Waktu yang ia curahkan adalah pengorbanan. Di usianya yang muda, ia merelakan waktu bermain demi sebuah mahakarya. Namun, pengorbanan itu melahirkan keajaiban. Dari alat tenun sederhananya, lahir kain-kain yang tak hanya indah dipandang, tetapi juga menyimpan denyut nadi kebudayaan Amfoang.

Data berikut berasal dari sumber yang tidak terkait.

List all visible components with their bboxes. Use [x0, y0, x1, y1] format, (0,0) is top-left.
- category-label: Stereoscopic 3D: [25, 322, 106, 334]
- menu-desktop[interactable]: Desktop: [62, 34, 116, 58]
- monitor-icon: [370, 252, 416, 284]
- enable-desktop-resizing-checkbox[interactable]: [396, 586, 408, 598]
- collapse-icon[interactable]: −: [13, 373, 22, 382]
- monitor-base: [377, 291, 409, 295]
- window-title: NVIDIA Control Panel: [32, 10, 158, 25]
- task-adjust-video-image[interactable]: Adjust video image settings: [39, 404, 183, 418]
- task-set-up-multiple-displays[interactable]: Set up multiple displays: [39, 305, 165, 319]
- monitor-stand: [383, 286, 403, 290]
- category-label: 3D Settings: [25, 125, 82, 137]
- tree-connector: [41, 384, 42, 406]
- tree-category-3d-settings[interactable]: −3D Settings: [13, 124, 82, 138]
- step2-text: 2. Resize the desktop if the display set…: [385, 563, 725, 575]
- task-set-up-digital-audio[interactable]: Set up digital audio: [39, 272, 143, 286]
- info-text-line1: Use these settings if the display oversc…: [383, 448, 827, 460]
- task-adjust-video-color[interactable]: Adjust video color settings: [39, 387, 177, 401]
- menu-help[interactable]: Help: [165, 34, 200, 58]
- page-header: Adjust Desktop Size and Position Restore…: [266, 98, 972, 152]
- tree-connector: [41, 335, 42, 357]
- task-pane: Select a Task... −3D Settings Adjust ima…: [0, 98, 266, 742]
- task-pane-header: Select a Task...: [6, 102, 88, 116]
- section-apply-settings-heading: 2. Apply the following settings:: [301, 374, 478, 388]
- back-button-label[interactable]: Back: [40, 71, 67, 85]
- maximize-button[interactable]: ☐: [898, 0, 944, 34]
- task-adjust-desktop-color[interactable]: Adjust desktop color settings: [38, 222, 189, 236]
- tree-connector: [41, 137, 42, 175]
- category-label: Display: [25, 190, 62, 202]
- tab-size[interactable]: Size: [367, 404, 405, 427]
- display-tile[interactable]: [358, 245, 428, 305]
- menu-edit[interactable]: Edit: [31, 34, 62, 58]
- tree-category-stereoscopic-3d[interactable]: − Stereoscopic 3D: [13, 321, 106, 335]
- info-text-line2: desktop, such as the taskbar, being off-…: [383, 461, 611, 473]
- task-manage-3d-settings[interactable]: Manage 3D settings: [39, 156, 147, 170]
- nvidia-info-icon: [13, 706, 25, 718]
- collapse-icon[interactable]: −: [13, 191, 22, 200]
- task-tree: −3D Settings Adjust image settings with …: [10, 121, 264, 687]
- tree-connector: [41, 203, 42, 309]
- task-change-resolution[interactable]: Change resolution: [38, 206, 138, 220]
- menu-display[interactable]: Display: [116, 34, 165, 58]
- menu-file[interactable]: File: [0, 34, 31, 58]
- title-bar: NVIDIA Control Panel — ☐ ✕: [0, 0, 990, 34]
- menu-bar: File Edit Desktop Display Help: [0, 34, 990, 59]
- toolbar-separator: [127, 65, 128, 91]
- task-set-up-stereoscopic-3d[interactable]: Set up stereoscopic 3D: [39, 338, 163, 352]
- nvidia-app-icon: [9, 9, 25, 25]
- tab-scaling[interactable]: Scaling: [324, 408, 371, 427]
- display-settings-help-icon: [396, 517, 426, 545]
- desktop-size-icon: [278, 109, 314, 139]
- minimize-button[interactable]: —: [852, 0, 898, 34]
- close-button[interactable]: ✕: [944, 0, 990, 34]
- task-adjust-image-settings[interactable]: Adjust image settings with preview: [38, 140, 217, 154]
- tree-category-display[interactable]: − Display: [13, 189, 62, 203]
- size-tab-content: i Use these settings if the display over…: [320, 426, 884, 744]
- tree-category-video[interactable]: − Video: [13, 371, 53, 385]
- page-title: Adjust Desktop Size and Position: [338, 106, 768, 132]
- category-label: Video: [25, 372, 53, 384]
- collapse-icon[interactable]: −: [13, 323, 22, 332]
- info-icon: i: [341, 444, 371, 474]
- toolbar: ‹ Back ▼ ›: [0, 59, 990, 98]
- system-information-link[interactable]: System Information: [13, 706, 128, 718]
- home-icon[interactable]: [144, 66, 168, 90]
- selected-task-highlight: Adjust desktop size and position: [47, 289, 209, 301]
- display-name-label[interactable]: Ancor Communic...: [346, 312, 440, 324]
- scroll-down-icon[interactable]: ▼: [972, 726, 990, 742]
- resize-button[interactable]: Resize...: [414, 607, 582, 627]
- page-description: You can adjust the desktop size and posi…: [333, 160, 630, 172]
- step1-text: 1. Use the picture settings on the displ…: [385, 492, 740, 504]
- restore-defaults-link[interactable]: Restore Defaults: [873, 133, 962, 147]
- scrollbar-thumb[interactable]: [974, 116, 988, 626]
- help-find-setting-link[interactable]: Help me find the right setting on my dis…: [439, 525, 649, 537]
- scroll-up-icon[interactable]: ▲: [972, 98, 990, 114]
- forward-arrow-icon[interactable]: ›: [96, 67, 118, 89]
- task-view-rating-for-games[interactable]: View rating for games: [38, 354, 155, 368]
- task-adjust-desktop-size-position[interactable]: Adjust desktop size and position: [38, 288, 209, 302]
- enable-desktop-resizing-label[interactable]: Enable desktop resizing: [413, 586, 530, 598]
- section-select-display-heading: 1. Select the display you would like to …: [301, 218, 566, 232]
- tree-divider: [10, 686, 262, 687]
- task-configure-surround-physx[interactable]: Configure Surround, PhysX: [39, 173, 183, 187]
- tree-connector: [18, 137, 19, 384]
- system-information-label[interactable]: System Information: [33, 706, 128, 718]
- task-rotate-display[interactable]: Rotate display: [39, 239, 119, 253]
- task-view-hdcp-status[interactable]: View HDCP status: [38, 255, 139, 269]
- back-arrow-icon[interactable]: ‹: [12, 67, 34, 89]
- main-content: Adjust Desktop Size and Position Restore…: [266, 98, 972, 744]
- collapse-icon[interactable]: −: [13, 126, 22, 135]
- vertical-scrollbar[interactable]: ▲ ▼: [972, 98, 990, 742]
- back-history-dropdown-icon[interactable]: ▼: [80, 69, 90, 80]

Namun, api semangat Sisilia tak hanya menyala untuk dirinya sendiri. Di tengah masyarakat yang perlahan mulai melupakan seni leluhur ini, ia menjelma menjadi suluh. Ia tak segan membuka pintu rumahnya, berbagi ilmu dengan siapa pun yang hatinya tergerak untuk belajar. Dengan kesabaran seorang guru, ia menuntun tangan-tangan yang kaku, mengajarkan mereka bahasa benang dan motif, mengubah rasa penasaran menjadi keterampilan yang bisa menghidupi. Ia tidak hanya melestarikan budaya, ia sedang menanam benih kemandirian ekonomi di lingkungannya.

Di setiap gulungan kain pada monas, Sisilia menitipkan sebuah doa. Sebuah harapan besar agar tenunannya tak hanya menjadi pajangan, tetapi menjadi penopang ekonomi keluarganya. Ia membayangkan karya tangannya melintasi batas desanya, dikenal, dan dihargai, membuktikan bahwa tradisi adalah harta karun yang tak ternilai.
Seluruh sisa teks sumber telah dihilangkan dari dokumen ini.